The $1 trillion spending bill now being debated in Congress includes some key provisions for Georgia’s military installations — particularly Valdosta’s Moody Air Force Base.

Moody will be a prime beneficiary of the bill’s extra $331.1 million for the A-10 close air support fighter plane. Moody houses a contingent of A-10s, which the Air Force had wanted to phase out starting this year in favor of the next-generation F-35 joint strike fighter.

But the F-35 is not projected to be ready for a while, and Georgia’s members of Congress joined with other states to block what they claimed was a premature retirement. The annual defense policy bill — expected to become law in the coming days — keeps the A-10s, and the spending bill funds them.

In addition, the spending deal threw in an extra $479 million above the Pentagon’s request to buy four more F-35s for the Navy and Air Force — for a total of 38 planes in 2015. Lockheed Martin manufactures the “center wing” of the F-35 at its Marietta facility, and Georgia lawmakers hope to eventually house a squadron at Moody.

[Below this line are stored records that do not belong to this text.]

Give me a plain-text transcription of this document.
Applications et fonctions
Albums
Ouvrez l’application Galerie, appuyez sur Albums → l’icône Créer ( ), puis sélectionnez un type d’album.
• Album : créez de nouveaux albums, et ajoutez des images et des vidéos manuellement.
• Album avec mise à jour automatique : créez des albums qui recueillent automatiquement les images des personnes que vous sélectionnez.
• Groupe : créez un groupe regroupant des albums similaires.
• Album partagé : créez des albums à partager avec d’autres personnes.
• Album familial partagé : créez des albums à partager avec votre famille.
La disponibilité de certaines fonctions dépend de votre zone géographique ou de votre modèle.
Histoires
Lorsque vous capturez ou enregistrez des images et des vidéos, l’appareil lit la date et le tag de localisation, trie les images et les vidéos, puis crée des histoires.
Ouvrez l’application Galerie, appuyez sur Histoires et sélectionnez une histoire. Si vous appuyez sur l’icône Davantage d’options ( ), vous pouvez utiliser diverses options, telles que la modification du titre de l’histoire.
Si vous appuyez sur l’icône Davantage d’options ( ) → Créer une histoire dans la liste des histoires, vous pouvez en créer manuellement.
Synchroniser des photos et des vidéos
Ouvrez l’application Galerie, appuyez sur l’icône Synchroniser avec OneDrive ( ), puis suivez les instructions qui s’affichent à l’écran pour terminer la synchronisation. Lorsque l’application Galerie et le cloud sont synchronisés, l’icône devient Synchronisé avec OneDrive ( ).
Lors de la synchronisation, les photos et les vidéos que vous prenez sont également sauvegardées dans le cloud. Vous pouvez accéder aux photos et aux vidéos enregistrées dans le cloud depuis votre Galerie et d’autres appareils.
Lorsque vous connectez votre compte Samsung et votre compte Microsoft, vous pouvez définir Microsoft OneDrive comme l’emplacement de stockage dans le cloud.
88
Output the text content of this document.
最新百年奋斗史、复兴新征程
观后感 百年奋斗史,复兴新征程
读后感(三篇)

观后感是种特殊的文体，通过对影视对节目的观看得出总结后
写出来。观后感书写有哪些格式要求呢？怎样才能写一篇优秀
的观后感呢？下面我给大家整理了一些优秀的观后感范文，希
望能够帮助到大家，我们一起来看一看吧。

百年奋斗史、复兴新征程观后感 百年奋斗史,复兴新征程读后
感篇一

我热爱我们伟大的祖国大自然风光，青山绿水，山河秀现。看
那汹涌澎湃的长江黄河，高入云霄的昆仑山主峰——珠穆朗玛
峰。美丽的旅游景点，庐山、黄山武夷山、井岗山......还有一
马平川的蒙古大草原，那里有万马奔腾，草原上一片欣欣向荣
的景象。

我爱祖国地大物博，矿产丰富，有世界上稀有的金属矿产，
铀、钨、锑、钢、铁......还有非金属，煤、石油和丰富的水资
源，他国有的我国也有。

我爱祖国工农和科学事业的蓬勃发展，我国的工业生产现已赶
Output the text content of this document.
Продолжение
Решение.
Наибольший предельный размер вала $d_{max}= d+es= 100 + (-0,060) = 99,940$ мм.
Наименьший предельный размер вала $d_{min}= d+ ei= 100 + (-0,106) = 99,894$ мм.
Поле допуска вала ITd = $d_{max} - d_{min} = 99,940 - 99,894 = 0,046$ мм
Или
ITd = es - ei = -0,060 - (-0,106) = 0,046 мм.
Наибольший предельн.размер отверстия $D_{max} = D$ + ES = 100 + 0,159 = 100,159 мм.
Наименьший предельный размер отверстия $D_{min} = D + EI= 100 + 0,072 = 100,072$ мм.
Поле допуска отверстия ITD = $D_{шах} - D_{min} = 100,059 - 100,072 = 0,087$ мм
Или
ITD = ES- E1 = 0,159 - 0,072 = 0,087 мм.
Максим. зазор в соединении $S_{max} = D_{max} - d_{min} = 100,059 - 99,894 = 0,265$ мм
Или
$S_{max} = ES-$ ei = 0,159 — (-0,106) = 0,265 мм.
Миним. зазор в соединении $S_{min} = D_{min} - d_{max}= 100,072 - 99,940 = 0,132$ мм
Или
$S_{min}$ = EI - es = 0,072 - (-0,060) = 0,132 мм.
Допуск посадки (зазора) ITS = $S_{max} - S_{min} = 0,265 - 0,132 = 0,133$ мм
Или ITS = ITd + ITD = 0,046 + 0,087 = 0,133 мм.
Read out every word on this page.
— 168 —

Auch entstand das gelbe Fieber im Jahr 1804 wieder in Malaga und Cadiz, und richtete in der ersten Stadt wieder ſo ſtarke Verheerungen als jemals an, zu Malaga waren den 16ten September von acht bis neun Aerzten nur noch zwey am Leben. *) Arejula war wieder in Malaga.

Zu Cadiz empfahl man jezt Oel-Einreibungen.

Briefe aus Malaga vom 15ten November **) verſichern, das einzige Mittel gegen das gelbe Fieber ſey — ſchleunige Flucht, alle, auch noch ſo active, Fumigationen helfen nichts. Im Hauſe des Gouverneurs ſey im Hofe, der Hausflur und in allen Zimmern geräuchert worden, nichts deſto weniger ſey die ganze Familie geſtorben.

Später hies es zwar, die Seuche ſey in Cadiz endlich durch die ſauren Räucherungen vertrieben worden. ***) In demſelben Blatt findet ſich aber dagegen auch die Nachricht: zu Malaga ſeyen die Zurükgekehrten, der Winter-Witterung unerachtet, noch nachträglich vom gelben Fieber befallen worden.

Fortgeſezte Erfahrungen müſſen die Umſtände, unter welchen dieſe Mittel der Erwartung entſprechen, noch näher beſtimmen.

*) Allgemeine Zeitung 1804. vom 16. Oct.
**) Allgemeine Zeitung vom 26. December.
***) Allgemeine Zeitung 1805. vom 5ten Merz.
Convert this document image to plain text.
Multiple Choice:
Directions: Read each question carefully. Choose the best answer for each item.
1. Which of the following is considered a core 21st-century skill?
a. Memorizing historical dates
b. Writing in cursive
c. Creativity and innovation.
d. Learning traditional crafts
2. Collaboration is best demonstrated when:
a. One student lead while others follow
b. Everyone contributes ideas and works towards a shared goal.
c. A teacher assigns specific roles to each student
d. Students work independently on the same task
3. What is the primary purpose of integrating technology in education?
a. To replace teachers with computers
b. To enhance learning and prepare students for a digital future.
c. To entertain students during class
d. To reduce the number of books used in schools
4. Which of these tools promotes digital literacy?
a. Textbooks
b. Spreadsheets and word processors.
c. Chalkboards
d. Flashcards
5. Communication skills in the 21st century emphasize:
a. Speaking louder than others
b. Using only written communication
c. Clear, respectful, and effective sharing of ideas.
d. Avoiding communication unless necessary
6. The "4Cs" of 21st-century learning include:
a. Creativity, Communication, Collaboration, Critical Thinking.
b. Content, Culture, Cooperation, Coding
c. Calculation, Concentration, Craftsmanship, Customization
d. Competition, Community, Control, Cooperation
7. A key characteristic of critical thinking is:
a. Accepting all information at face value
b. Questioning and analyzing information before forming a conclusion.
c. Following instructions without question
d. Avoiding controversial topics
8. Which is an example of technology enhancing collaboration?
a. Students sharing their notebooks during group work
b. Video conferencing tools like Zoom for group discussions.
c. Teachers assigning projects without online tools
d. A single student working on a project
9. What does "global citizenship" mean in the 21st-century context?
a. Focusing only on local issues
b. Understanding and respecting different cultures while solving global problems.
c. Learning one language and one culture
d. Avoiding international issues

The bill also fully funds Obama administration requests for the Joint Surveillance and Target Attack Radar System, housed at Robins Air Force Base in Warner Robins. The Middle Georgia base is also home to C-130 military transport aircraft, and the bill fully funds the Air Force’s plans to buy more of them.

In addition, the bill includes the full $27.7 million for a new Air Force Reserve Command complex at Robins.

The bill’s $853 million for research and development on a replacement to the Ohio class submarine — which is housed at Kings Bay Naval Submarine Base — is a slight increase from the administration’s request.

“Georgia’s coming out very well from a defense standpoint,” said Republican U.S. Sen. Saxby Chambliss of Georgia, who worked for many of the funding priorities from his post on the Senate Armed Services Committee.

The bill’s fate remained unclear Thursday night because of fights over nonmilitary provisions.